A review of the current understanding of intuitive decision-making in sports focuses on how intuition develops in dynamic sports. Emphasizing the fact that despite much extensive research, the result of intuitive decision-making remains controversial and not fully understood. They imply that some believe that intuition develops unconsciously, without any form of deliberate thought, while various other individuals stress the role of deliberate cognitive processes in the formation of intuition in the mind. This debate extends to fields like sports psychology. There are contrasting views on how intuitive decision-making can be cultivated in sports, exploring the dual-process theory, which asserts that both systematic (deliberative) and heuristic (intuitive) processes contribute to intuitive decision-making. A key aspect of this question is the kind of role that deliberative processes have on the development of intuition. In cognitive psychology, there is a recognition that intuition is not purely automatic or unconscious. It is suggested that it may occur from deliberative thinking that over time becomes internalized through experience and practice. This uses conscious effort initially, which, later, becomes automatic as patterns are identified and understood. However, the relationship between deliberation (thoughtful analysis) and intuition (gut feelings) is still widely debated.

==Prevalence of intuitive judgment and measurement of use==
Although people use intuitive and deliberative decision-making modes interchangeably, individuals value the decisions they make more when they are allowed to make them using their preferred style. This specific kind of regulatory fit is referred to as decisional fit. The emotions people experience after a decision is made tend to be more pleasant when the preferred style is used, regardless of the decision outcome. Some studies suggest that the mood with which the subject enters the decision-making process can also affect the style they choose to employ: sad people tend to be more deliberative, while people in a happy mood rely more on intuition.

The Preference for Intuition and Deliberation Scale developed by Coralie Bestch in 2004 measures propensity toward intuitiveness. The scale defines preference for intuition as tendency to use affect ("gut-feel") as a basis for decision-making instead of cognition. The Myers-Briggs Type Indicator is also sometimes used.

==Intuitive decision-making in specific environments==

===Management and decision-making===
Researchers have also explored the efficacy of intuitive judgments and the debate on the function of intuition versus analysis in decisions that require specific expertise, as in management of organizations. In this context, intuition is interpreted as an "unconscious expertise" rather than a traditionally purely heuristic response. Research suggests that this kind of intuition is based on a "broad constellation of past experiences, knowledge, skills, perceptions and feelings." The efficacy of intuitive decision-making in the management environment is largely dependent on the decision context and decision maker's expertise.
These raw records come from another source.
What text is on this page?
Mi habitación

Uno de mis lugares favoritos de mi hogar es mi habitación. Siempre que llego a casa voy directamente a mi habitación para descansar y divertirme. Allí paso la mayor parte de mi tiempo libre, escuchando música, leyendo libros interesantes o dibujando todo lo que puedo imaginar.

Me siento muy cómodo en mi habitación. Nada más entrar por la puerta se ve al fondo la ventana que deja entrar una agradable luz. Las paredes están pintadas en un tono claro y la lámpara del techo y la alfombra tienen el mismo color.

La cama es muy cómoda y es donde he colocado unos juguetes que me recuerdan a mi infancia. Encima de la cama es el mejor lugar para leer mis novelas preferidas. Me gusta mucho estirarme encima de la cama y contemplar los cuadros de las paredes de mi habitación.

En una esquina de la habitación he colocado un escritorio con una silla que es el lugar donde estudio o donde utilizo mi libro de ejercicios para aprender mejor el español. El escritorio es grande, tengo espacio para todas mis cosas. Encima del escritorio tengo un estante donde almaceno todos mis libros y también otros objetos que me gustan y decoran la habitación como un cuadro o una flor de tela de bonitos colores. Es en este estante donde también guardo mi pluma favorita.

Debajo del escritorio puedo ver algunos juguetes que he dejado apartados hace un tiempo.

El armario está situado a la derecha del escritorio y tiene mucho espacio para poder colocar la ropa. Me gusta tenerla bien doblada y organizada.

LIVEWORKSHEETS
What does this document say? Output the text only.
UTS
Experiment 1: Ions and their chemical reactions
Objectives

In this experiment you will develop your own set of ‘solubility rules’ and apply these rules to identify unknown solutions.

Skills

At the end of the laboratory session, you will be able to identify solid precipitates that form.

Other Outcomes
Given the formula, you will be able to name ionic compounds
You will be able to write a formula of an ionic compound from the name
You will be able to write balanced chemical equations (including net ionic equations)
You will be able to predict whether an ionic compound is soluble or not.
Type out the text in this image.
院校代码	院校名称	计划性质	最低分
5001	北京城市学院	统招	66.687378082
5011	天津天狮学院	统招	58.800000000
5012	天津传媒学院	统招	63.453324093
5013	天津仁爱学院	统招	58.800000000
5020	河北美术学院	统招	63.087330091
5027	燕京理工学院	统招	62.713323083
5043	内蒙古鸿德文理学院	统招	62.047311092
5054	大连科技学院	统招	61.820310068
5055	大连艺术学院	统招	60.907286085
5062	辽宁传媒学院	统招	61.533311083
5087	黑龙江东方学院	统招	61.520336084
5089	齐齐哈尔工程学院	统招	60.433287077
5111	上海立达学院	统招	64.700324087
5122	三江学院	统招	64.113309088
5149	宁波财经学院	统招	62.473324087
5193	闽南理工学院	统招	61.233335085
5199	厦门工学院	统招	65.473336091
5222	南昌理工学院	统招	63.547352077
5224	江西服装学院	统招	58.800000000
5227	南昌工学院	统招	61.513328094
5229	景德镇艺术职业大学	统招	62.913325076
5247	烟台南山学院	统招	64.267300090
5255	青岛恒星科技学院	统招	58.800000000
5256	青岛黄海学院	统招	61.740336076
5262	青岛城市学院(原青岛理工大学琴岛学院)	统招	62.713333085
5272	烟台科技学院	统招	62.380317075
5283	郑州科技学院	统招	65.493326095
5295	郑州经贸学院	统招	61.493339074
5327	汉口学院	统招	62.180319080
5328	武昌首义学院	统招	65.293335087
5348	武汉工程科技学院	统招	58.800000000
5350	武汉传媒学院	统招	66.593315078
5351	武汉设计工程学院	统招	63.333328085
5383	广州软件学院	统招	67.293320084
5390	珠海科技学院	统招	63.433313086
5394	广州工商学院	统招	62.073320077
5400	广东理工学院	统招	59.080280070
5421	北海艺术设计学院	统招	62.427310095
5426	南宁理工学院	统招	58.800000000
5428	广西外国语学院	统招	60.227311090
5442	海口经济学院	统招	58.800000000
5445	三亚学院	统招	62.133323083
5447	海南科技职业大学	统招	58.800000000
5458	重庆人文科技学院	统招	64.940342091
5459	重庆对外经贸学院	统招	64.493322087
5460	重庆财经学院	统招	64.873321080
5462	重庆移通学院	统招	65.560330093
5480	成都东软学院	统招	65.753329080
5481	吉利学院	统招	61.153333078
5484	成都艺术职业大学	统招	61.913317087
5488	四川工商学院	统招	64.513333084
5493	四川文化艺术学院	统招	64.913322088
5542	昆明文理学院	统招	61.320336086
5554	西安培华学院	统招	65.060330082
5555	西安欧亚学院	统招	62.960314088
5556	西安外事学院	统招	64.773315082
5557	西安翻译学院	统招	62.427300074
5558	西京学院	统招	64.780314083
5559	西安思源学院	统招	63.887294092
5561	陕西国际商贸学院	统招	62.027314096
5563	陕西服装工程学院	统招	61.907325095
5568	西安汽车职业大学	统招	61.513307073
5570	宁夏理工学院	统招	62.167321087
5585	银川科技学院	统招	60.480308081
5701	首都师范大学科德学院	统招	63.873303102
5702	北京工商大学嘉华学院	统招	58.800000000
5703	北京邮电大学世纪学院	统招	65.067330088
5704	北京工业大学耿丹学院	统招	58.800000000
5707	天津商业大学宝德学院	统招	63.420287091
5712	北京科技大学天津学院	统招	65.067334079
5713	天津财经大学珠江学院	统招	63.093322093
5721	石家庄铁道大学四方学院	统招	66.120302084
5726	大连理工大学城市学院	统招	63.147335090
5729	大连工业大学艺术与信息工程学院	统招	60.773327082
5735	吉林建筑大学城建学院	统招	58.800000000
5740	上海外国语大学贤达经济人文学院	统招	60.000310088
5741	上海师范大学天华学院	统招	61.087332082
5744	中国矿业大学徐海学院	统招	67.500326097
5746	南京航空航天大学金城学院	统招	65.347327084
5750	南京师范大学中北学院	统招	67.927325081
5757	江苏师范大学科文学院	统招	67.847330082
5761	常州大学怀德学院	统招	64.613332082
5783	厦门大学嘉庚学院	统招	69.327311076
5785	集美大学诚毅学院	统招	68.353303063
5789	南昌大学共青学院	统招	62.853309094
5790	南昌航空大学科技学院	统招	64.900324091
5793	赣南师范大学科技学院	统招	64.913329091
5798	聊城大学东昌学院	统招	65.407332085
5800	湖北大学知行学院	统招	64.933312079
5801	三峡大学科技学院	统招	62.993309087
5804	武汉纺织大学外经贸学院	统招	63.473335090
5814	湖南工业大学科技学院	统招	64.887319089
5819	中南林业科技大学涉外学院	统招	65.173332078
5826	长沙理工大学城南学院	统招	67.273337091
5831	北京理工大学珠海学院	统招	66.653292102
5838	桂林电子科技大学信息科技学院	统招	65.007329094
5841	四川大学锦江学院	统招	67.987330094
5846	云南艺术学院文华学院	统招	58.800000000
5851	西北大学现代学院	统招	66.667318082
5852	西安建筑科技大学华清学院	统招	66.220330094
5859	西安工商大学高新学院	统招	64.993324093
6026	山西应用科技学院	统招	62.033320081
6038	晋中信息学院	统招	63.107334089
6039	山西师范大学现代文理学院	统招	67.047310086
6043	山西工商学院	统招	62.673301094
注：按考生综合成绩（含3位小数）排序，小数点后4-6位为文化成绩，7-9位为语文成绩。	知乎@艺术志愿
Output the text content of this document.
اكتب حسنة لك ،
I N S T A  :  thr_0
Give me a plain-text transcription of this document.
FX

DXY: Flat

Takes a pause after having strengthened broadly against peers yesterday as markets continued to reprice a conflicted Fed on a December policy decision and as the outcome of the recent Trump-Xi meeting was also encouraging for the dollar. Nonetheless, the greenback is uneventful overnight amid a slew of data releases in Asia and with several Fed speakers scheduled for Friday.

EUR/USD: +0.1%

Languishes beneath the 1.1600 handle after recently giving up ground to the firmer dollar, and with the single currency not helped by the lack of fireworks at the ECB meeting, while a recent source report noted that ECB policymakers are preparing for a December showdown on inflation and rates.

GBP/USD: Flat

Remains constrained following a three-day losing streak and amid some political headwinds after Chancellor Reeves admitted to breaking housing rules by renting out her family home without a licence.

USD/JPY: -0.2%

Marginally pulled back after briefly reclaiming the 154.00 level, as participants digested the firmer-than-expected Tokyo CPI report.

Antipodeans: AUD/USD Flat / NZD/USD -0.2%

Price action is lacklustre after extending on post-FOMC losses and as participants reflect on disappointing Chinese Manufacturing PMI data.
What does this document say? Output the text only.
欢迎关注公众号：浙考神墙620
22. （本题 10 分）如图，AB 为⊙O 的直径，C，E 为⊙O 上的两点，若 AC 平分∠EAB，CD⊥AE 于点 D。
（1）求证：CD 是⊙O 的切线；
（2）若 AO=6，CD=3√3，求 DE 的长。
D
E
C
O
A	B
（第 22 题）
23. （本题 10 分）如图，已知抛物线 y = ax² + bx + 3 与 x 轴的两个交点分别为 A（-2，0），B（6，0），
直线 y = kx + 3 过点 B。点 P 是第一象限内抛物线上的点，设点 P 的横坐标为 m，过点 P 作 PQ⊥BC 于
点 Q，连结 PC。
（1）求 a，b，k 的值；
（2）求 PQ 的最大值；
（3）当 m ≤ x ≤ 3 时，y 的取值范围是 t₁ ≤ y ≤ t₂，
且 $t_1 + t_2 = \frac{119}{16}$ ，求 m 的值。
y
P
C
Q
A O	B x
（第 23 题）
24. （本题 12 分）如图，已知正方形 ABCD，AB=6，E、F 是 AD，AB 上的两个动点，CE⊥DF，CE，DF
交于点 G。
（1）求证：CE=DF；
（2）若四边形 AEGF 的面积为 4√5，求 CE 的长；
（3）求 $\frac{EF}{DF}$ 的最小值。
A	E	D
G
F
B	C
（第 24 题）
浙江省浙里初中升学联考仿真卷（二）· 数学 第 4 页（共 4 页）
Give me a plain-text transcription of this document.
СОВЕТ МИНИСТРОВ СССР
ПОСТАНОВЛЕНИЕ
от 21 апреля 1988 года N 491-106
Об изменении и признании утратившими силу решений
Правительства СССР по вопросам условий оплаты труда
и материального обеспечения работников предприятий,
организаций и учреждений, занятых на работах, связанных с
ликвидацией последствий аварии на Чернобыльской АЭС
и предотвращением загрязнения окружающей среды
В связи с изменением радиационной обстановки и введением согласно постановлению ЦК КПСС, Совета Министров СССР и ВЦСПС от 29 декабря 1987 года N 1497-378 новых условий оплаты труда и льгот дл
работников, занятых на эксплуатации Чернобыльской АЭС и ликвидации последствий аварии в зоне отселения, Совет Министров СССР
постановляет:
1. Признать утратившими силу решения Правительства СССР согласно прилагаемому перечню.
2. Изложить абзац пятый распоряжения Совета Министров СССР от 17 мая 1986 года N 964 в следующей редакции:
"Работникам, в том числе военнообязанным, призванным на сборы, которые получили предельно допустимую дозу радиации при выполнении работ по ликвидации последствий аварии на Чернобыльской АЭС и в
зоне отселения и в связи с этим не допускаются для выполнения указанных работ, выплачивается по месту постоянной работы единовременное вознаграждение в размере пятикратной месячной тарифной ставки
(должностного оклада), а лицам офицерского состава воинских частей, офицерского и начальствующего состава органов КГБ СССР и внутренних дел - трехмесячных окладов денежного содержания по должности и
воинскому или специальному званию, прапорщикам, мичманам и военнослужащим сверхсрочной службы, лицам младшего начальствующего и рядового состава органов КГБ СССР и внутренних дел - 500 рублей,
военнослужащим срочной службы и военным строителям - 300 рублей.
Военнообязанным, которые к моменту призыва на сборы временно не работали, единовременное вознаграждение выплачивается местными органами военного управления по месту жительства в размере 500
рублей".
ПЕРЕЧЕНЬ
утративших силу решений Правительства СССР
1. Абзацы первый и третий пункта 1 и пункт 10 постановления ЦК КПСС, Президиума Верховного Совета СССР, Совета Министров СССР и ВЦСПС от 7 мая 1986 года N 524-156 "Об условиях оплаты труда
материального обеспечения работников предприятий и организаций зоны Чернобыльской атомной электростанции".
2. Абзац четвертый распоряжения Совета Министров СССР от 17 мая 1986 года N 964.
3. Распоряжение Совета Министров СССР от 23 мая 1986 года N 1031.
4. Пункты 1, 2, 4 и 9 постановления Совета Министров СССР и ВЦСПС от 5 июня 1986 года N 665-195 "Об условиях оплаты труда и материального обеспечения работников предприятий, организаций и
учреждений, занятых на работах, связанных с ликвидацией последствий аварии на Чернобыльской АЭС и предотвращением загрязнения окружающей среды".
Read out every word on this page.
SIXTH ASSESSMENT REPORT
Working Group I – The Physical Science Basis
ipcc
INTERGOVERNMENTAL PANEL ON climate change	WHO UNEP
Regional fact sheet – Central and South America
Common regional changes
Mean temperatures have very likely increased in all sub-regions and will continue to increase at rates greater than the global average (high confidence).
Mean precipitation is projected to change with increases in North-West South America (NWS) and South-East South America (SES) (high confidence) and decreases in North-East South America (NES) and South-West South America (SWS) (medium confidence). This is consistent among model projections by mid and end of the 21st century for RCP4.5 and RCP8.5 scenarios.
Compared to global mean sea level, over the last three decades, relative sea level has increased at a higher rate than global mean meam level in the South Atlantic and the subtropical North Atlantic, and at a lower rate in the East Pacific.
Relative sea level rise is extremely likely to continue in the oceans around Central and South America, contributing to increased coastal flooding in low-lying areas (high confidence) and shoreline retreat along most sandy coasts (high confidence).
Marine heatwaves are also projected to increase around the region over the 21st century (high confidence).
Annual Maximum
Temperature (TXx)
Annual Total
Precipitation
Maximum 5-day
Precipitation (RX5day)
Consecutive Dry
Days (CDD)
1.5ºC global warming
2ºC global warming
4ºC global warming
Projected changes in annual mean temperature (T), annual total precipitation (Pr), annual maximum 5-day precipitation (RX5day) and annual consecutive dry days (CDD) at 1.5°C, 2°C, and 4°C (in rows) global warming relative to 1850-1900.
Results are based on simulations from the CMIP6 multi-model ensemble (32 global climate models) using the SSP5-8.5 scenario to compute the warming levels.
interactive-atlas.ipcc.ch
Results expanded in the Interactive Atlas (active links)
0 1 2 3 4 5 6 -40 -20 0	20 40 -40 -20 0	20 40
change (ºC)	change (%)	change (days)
The expertise-based intuition increases over time when the employee gets more experience regarding the organization worked for and by gathering domain-specific knowledge. In this context the so-called intuition is not just series of random guesses, but rather a process of combining expertise and know-how with the employee's instincts. Intuitions can, however be difficult to prove to be right in terms of decision-making. It is in most situations likely, that decisions based on intuition are harder to justify than those that are based in rational analysis. Especially in the context of business and organizational decision-making, one should be able to justify their decisions, thus making them purely intuitively is often not possible. It is debated upon whether intuition is accurate, but evidence has been shown that under aforementioned conditions it can. The organizations should not base their decisions on just intuitive or rational analysis. The effective organizations need both rational and intuitive decision-making processes and combination of those. When it comes to the decision maker him/herself, mainly two factors affect the effectiveness of intuitive decision-making. These factors have been found to be the amount of expertise the person has and the individuals processing style.

===Finance===
A study of traders from the four largest investment banks in London looked at the role that emotion and expert intuition play in financial trading decisions. This study reported on the differences between how higher and lower performing traders incorporate intuition in their decision strategy, and attributed the success of some higher performing traders to their great disposition to reflect critically about their intuitions. This propensity to think critically about intuition and the source of those hunches served as a distinguishing factor between the higher and lower performing traders included in the study. While successful traders were more open to this critical introspection, lower performing traders were reported to rely on their feelings alone rather than further explore the affective influences for their decisions. Reflection on the origin of feelings by expert traders may be particularly salient given affect-as-information model, which holds that the impact of emotions on behavior is reduced or even disappears when the relevance of those emotions is explicitly called into question. It has been noted in a research, that intuition is used as a method of decision-making in the banking industry. Record shows that intuition is used in combination with pre-existing solution models and previous experiences. Participants of the research also reported to analyse their intuitive decisions afterwards and possibly altering them.

===High-risk situations===
Traditional literature attributes the role of judgment processes in risk perception and decision-making to cognition rather than emotion. However, more recent studies suggest a link between emotion and cognition as it relates to decision-making in high-risk environments. Studies of decision-making in high-risk environments suggest that individuals who self-identify as intuitive decision-makers tend to make faster decisions that imply greater deviation from risk neutrality than those who prefer the deliberative style. For example, risk-averse intuitive decision-makers will choose to not participate in a dangerous event more quickly than deliberative decision-makers, but will choose not to participate in more instances than their deliberative counterparts.

=== Strategic decisions ===
Strategic decisions are usually made by the top management in the organizations. Usually strategic decisions also effect on the future of the organization. Rationality has been the guideline and also justified way to make decisions because they are based on facts. Intuition in strategic decision making is less examined and for example can be depending on a case be described as managers know-how, expertise or just a gut feeling, hunch.